More small companies taking on copycat rivals
The concern that one contractor had about a ‘copycat’ is now the engine that a London law firm says is powering a 17% acceleration in bids to block rival trade mark applications.
In fact, the number of attempts to stop the registering of conflicting trade marks in the last year has increased to 2,070, compared with 1,775 in the previous 12 months, says RPC.
“Businesses are increasingly toughening up the defence of their brands,” said the firm, pointing to recently successful challenges by H&M, Ralph Lauren and O2.
But big businesses are not the only ones taking steps to protect what’s theirs – or what they perceive to be theirs, according to RPC’s legal director Ben Mark.
“The IPO have made a concerted effort to reach out to SMEs and create greater awareness of what small businesses should be doing to protect their intellectual property rights.
“While big brands have been particularly active in defending their brands over the last few years, the message is now getting through to SMEs that ensuring their trade marks are protected is an integral part of building a credible brand.”

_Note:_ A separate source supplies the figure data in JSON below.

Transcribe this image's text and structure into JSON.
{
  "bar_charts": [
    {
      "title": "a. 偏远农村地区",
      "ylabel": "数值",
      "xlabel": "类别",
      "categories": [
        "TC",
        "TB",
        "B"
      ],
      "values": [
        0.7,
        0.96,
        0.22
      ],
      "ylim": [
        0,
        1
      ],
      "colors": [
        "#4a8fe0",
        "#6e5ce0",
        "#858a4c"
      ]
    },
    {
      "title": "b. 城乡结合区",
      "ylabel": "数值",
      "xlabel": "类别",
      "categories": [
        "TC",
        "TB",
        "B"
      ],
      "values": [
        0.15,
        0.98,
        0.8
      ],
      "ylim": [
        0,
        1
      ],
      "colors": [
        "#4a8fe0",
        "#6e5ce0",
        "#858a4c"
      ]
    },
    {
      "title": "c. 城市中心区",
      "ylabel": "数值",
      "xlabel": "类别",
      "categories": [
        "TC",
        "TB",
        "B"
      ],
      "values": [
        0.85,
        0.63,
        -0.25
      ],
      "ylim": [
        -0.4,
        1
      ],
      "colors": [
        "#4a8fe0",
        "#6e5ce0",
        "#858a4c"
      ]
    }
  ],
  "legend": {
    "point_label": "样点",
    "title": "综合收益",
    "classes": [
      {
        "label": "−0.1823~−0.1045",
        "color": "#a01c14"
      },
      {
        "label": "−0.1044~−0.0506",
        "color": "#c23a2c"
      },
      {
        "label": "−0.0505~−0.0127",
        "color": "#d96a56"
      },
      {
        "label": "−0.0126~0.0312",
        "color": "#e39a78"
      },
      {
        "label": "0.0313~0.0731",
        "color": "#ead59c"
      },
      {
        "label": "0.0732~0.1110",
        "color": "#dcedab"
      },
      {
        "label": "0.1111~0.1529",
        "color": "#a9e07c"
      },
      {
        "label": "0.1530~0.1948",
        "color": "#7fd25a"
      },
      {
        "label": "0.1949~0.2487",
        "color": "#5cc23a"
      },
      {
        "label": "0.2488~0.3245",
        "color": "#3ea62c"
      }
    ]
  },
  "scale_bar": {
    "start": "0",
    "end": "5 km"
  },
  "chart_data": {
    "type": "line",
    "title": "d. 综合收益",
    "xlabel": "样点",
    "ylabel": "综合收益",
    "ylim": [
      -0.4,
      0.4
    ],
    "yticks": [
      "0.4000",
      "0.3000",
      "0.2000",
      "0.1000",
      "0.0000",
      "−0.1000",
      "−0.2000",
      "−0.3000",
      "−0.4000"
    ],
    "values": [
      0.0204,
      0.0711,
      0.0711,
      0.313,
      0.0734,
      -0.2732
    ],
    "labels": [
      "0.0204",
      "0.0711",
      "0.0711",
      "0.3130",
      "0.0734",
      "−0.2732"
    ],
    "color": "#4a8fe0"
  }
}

The law firm adds that businesses of all sizes are increasingly using ‘watch’ services to monitor any competitors who may be seeking to register a similar trade mark.
Such services are designed to allow businesses to react quickly to any potential threat to their own branding and trade marks, which the owners want to protect their investment in creating.
RPC also spoke of a jump in the IPO’s Fast Track Opposition system, designed to offer an effective and efficient way to object to potentially conflicting trade marks filed by rivals.